What Clearview did and why regulators responded
Clearview AI built a facial recognition system by scraping billions of images from the public internet — social media platforms, news sites, government databases, and other publicly accessible sources — without the consent of the people in those images. The company sold access to this system primarily to law enforcement agencies, allowing them to identify individuals by uploading a photograph and matching it against Clearview's database. The scale of the database — reportedly over 20 billion images by 2023 — made it the most comprehensive facial recognition system in existence.

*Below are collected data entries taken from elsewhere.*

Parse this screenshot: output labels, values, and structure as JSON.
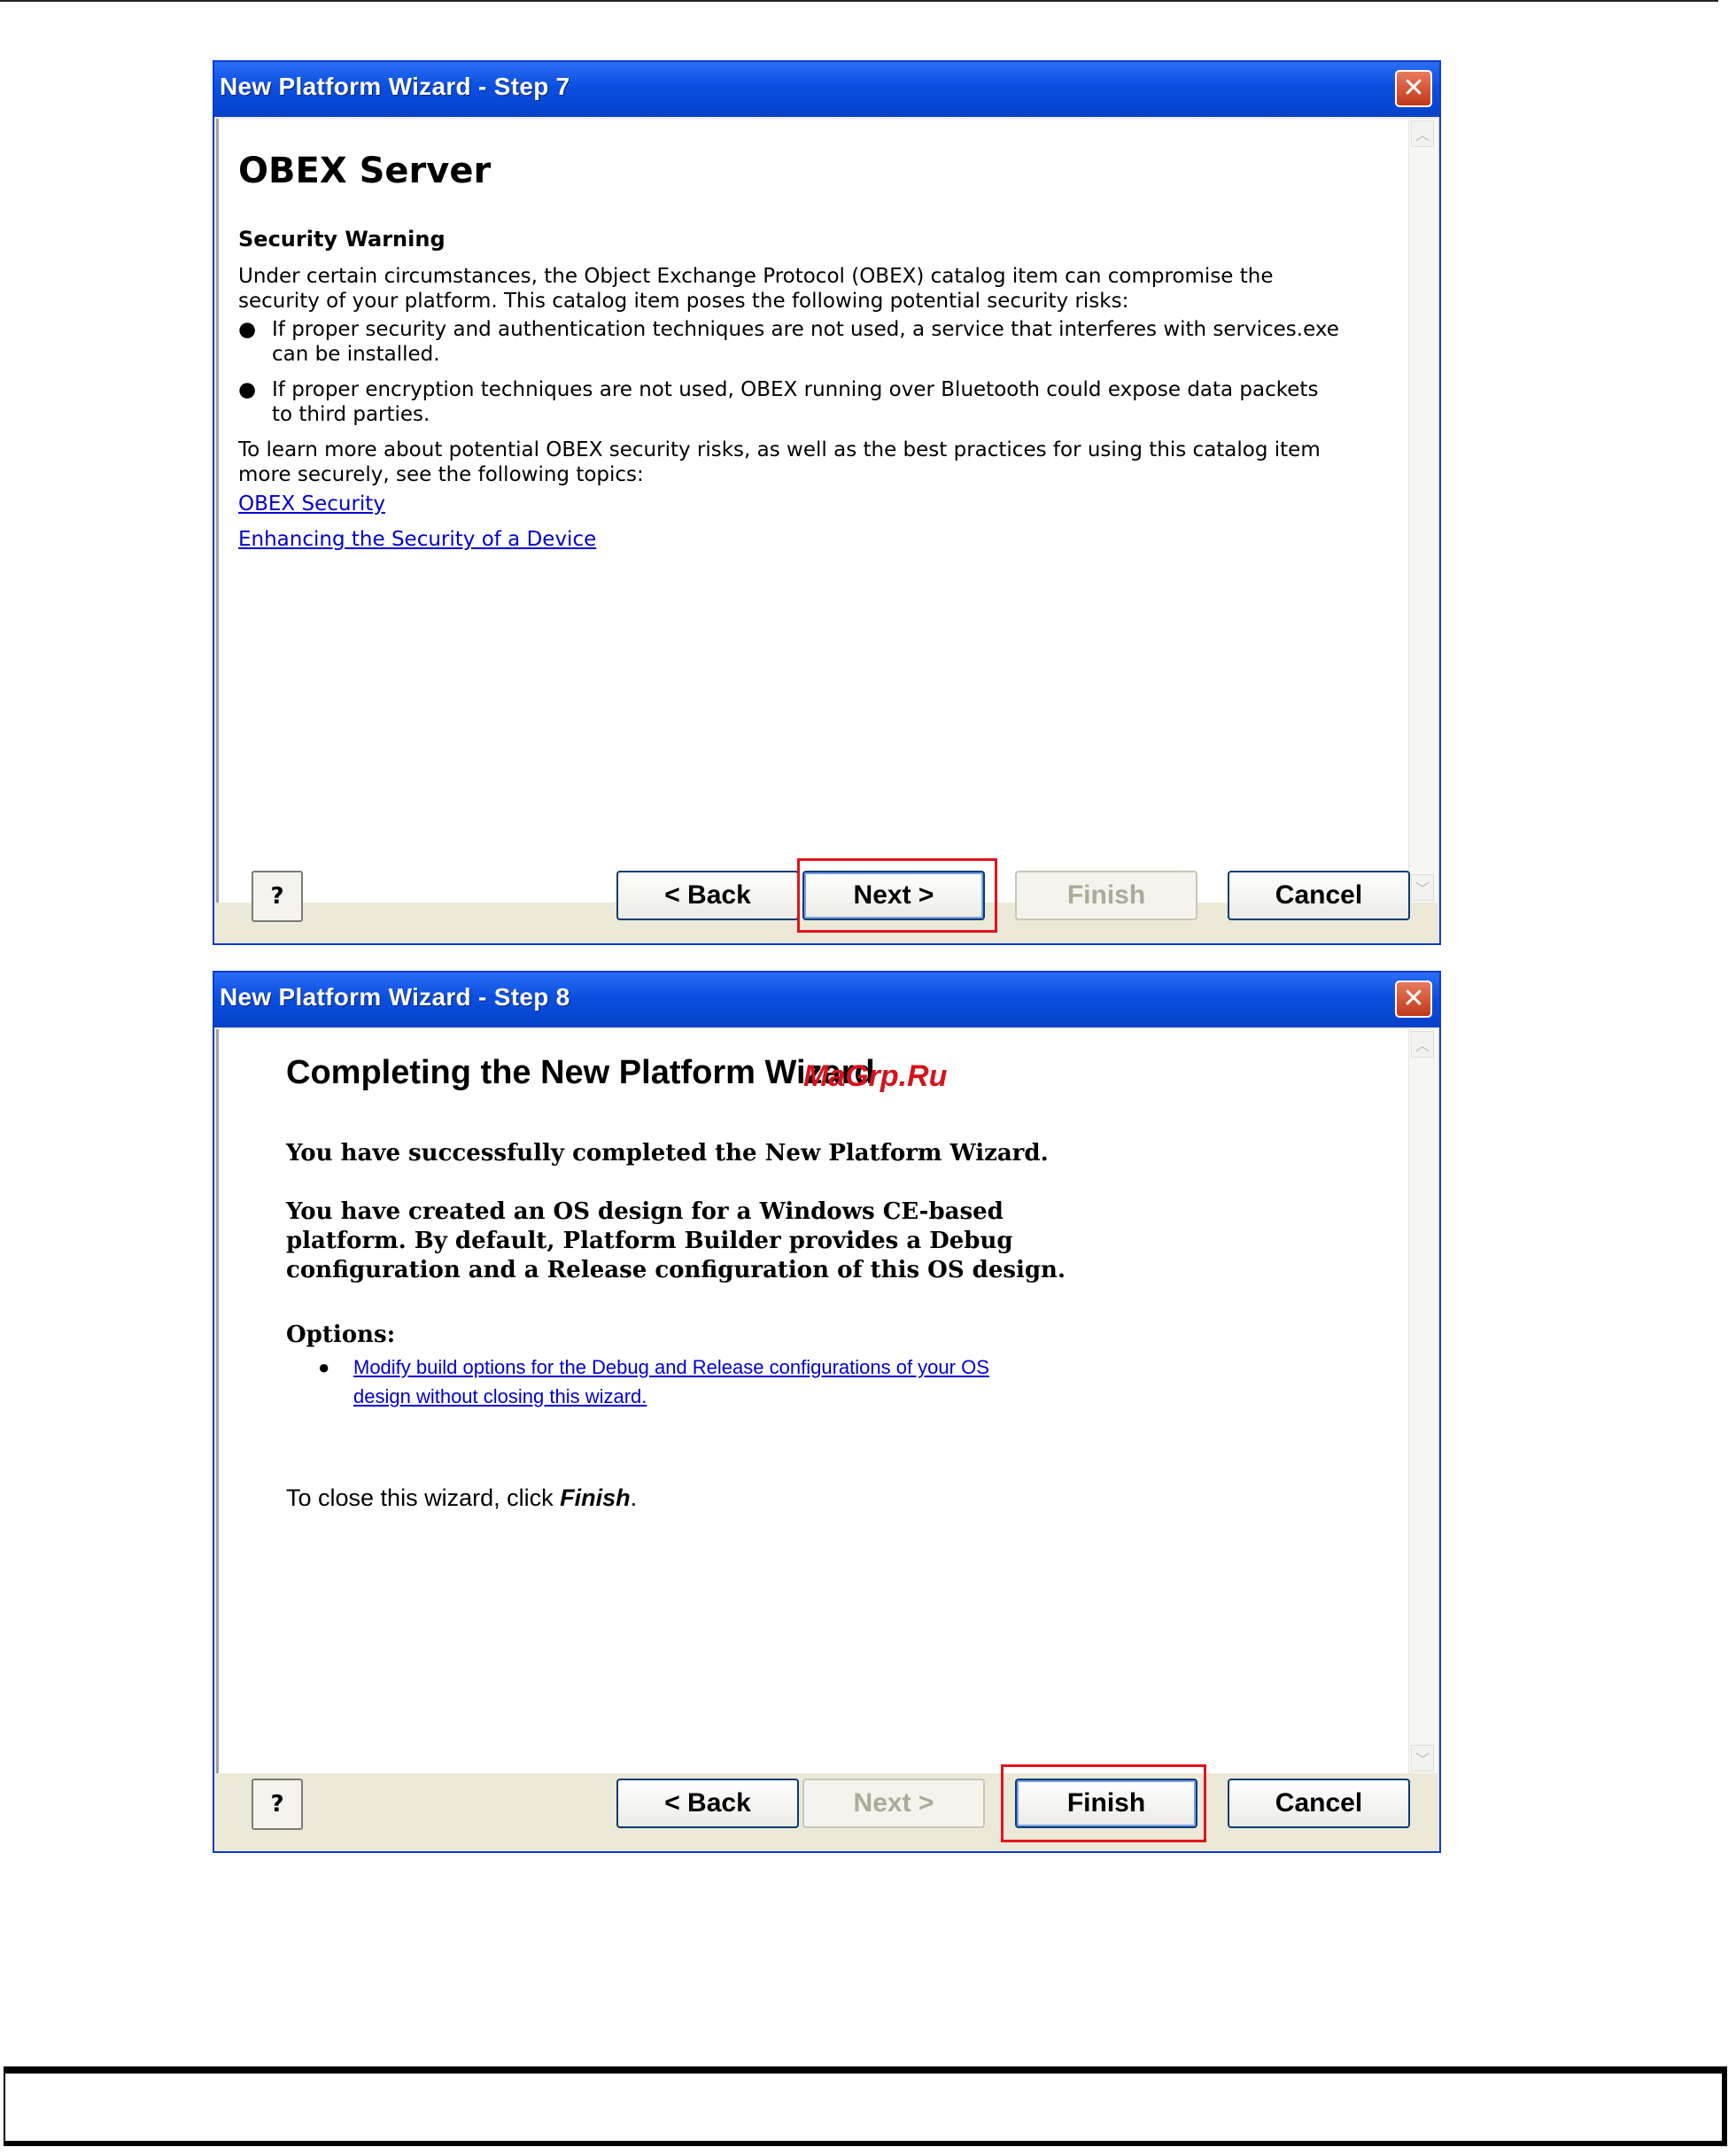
{
  "dialog1": {
    "title": "New Platform Wizard - Step 7",
    "heading": "OBEX Server",
    "subheading": "Security Warning",
    "intro_line1": "Under certain circumstances, the Object Exchange Protocol (OBEX) catalog item can compromise the",
    "intro_line2": "security of your platform. This catalog item poses the following potential security risks:",
    "bullets": [
      {
        "line1": "If proper security and authentication techniques are not used, a service that interferes with services.exe",
        "line2": "can be installed."
      },
      {
        "line1": "If proper encryption techniques are not used, OBEX running over Bluetooth could expose data packets",
        "line2": "to third parties."
      }
    ],
    "outro_line1": "To learn more about potential OBEX security risks, as well as the best practices for using this catalog item",
    "outro_line2": "more securely, see the following topics:",
    "links": [
      "OBEX Security",
      "Enhancing the Security of a Device"
    ],
    "buttons": {
      "back": "< Back",
      "next": "Next >",
      "finish": "Finish",
      "cancel": "Cancel"
    }
  },
  "dialog2": {
    "title": "New Platform Wizard - Step 8",
    "heading": "Completing the New Platform Wizard",
    "watermark": "MaGrp.Ru",
    "para1": "You have successfully completed the New Platform Wizard.",
    "para2_line1": "You have created an OS design for a Windows CE-based",
    "para2_line2": "platform. By default, Platform Builder provides a Debug",
    "para2_line3": "configuration and a Release configuration of this OS design.",
    "options_label": "Options:",
    "option_link_line1": "Modify build options for the Debug and Release configurations of your OS",
    "option_link_line2": "design without closing this wizard.",
    "close_note_prefix": "To close this wizard, click ",
    "close_note_emph": "Finish",
    "close_note_suffix": ".",
    "buttons": {
      "back": "< Back",
      "next": "Next >",
      "finish": "Finish",
      "cancel": "Cancel"
    }
  },
  "icons": {
    "close": "close-x-icon",
    "help": "help-icon",
    "scroll_up": "chevron-up-icon",
    "scroll_down": "chevron-down-icon"
  },
  "colors": {
    "titlebar": "#0b4fe0",
    "highlight": "#e2141b",
    "link": "#0000cc"
  }
}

The regulatory response was swift and globally coordinated. Clearview faced enforcement action from data protection authorities on four continents, with fines, orders to delete data, and prohibitions on future data collection. The coordinated nature of the enforcement — with authorities in Australia, the UK, France, Italy, Greece, and Canada acting in parallel — reflected the global consensus among privacy regulators that Clearview's model was fundamentally incompatible with data protection law.
The Australian enforcement: extraterritorial reach established
The OAIC's enforcement action against Clearview was particularly significant because Clearview is a US company with no Australian operations. The OAIC found that the Australian Privacy Act applied because Clearview collected personal information from Australians — their facial images — and used that information in a system that could be queried about Australians. The extraterritorial reach of the Privacy Act, established in this enforcement action, is directly analogous to the extraterritorial reach of the EU AI Act: organisations that collect data about or deploy AI affecting Australian residents are subject to Australian law regardless of where they are located.
The broader governance implications
The Clearview enforcement actions establish several principles that apply beyond facial recognition. First, the source of data does not determine its legal status — data that is publicly available is not automatically available for any purpose, and processing biometric data without consent violates privacy law regardless of where the data was obtained. Second, the intended use case does not determine the lawfulness of data collection — law enforcement use does not justify privacy violations at the collection stage. Third, global privacy regulators will coordinate to address AI governance violations that have transnational reach.
For organisations that use or are considering facial recognition, the Clearview enforcement actions define the compliance floor: facial recognition that identifies individuals without their consent, that operates in publicly accessible spaces, or that is built from scraped biometric data is not compliant with privacy law in any major jurisdiction. The EU AI Act's near-prohibition on real-time remote biometric identification in publicly accessible spaces reinforces this position in the EU regulatory framework.